El cirujano lo escuchó y quedó atónito: dicen que rió, que siguió riendo. Que reía tanto que no podía operar. Pronto pusieron más anestesia. Le sacaron el pedazo de pulmón enfermo. Y al final, cuando él se estaba reencontrando a sí mismo luego de la operación, apareció ella otra vez. Apareció con toda la fuerza de los años pasados y arrasó con cada centímetro del cuerpo y del alma.

Así fue como Eduardo Galeano se entregó, definitivamente, a la cebolla.

—Siempre me había resultado indiferente la cebolla, pasaba caminando a mi lado y ni me daba vuelta para mirarla. Era como esa compañera de trabajo a la que nunca miraste, y que de repente descubrís que es el amor de tu vida. Así me pasó. Ahora tengo una loca pasión por la cebolla. Y cuando les conté a mis amigos me dijeron claro, en muchos países es el remedio campesino para el corazón. Yo no tenía idea de eso.

—Pero el cuerpo sabe.

—Claro que sabe. Sólo hay que saber escucharlo. Y darle la palabra. El cuerpo está tan aturdido por las voces de la calle que muchas veces no podés esperar un poquito para ver qué quiere.
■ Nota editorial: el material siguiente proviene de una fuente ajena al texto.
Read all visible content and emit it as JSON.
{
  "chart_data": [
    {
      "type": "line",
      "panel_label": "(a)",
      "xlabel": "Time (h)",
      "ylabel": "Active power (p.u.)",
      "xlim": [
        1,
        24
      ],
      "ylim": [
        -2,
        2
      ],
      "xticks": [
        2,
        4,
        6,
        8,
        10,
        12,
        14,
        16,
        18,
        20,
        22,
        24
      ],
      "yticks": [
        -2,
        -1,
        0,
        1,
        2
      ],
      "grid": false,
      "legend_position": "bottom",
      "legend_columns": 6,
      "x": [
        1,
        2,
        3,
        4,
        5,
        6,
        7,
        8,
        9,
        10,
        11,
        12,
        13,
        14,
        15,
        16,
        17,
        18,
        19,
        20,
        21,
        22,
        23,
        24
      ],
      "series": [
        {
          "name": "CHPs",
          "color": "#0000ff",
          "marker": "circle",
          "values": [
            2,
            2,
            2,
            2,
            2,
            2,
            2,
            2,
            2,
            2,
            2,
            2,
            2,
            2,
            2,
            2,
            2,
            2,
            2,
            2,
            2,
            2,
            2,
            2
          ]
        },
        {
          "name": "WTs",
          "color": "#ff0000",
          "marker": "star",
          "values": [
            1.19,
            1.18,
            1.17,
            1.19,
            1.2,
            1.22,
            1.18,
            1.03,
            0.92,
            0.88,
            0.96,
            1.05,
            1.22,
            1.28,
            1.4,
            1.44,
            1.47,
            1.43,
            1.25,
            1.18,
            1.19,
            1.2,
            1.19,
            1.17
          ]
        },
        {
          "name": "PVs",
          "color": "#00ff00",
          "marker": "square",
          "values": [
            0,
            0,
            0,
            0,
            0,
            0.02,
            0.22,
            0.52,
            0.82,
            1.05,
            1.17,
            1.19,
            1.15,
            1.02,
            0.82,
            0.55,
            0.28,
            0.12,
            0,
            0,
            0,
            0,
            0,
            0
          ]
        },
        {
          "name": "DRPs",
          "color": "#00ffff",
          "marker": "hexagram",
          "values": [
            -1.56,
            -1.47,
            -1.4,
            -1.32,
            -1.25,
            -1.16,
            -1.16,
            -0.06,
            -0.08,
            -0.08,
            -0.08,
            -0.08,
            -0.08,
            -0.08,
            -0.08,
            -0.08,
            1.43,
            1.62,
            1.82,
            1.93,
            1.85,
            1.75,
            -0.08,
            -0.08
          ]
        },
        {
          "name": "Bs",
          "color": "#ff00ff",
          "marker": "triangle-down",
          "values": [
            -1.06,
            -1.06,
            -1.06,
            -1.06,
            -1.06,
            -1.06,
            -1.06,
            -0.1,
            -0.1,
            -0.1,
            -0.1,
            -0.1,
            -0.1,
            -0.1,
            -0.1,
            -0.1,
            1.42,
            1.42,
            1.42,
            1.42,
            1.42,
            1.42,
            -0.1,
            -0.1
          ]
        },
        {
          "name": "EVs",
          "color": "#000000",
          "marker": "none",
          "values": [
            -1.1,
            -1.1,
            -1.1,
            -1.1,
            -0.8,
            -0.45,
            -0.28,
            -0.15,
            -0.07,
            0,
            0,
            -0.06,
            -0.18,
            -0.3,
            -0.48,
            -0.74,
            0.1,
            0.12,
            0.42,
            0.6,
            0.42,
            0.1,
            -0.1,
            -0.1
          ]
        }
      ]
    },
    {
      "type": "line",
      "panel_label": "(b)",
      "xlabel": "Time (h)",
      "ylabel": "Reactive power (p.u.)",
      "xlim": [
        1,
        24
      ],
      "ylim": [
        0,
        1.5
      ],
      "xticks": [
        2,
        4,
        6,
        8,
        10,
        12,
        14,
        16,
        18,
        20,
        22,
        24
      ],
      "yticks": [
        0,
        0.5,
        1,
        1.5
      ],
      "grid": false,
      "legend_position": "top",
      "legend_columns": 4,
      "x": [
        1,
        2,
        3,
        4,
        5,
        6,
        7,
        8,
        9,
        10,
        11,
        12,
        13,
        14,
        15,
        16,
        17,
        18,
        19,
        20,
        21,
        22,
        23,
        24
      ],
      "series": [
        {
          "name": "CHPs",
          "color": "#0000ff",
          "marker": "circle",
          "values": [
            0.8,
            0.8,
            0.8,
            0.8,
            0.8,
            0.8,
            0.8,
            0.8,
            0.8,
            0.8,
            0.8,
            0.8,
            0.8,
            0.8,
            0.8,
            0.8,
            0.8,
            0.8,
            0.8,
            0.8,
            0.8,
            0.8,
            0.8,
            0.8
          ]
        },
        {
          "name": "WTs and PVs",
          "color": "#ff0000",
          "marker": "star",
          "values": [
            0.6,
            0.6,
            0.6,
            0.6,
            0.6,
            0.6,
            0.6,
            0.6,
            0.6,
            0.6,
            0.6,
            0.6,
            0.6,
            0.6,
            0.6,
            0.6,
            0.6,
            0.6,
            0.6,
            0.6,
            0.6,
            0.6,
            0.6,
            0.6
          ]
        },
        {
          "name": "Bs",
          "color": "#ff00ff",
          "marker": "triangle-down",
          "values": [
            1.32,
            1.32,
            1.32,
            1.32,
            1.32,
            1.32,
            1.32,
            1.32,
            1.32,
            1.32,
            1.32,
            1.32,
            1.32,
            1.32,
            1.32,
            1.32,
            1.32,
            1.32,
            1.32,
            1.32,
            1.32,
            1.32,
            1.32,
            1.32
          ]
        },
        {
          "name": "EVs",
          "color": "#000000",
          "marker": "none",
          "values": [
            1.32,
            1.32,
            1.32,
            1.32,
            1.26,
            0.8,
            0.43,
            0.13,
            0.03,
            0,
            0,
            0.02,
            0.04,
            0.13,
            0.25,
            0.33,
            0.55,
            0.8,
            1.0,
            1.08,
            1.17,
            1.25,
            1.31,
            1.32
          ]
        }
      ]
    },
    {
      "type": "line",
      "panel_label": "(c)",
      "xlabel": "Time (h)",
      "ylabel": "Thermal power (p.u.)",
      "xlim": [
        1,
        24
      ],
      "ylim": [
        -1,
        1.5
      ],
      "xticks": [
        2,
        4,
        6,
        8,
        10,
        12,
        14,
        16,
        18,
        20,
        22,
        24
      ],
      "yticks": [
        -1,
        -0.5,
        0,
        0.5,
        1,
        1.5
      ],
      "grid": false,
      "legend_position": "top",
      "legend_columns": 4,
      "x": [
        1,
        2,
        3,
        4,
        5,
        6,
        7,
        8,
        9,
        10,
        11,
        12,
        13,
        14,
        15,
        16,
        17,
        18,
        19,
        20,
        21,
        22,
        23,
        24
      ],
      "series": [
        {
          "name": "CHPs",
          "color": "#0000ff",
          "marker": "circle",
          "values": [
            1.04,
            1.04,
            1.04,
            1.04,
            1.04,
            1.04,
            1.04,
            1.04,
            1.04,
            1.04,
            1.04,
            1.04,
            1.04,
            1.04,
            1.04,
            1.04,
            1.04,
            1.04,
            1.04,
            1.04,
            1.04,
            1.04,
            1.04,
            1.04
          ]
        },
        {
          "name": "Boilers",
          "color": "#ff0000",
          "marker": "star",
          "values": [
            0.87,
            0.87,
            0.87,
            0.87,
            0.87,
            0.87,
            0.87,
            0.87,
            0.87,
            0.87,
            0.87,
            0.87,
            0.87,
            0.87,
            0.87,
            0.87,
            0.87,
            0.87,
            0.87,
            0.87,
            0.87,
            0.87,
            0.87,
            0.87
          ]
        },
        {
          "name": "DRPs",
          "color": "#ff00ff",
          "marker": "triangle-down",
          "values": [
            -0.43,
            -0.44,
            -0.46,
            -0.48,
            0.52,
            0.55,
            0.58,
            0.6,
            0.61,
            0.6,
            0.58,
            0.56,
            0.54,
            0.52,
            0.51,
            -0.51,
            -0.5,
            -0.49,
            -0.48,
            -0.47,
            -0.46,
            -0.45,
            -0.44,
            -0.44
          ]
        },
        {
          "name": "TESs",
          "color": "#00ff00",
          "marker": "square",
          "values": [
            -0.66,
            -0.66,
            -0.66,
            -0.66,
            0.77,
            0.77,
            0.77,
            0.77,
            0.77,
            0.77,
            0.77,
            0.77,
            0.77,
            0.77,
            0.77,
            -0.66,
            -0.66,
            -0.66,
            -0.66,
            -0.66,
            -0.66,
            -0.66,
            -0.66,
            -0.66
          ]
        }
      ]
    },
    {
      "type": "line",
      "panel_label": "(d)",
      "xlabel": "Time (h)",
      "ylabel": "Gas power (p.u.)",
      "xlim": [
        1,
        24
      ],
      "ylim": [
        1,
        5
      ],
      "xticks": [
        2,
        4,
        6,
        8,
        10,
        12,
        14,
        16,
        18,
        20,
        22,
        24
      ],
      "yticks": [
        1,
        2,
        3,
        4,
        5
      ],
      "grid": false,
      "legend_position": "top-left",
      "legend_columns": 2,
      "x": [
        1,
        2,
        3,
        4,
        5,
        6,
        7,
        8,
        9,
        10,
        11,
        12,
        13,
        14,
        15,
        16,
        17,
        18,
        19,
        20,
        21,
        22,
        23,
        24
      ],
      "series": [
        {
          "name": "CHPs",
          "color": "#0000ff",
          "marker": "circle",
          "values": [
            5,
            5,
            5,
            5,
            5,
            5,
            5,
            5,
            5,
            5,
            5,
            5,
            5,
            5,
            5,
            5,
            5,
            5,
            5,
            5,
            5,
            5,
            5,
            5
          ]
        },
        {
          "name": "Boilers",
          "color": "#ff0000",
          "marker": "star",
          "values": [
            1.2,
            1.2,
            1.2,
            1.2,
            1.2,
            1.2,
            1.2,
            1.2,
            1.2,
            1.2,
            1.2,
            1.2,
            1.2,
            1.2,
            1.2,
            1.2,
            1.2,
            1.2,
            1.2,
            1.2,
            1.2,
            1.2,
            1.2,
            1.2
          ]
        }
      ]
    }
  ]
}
Yo, antes de comer, siempre le pregunto a mi cuerpo: ¿Vos qué querés?

—¿Un chivito?

—No, nada de carne roja. Porque ya no tengo deseo. Mi cuerpo la rechaza y ahora me entero de que hace mal a las arterias. La comería, como dicen en Francia, contra coeur. Es una linda expresión. Creo que es tan sagrado el acto de comer que uno tiene que hacer mucho caso de lo que el corazón quiere.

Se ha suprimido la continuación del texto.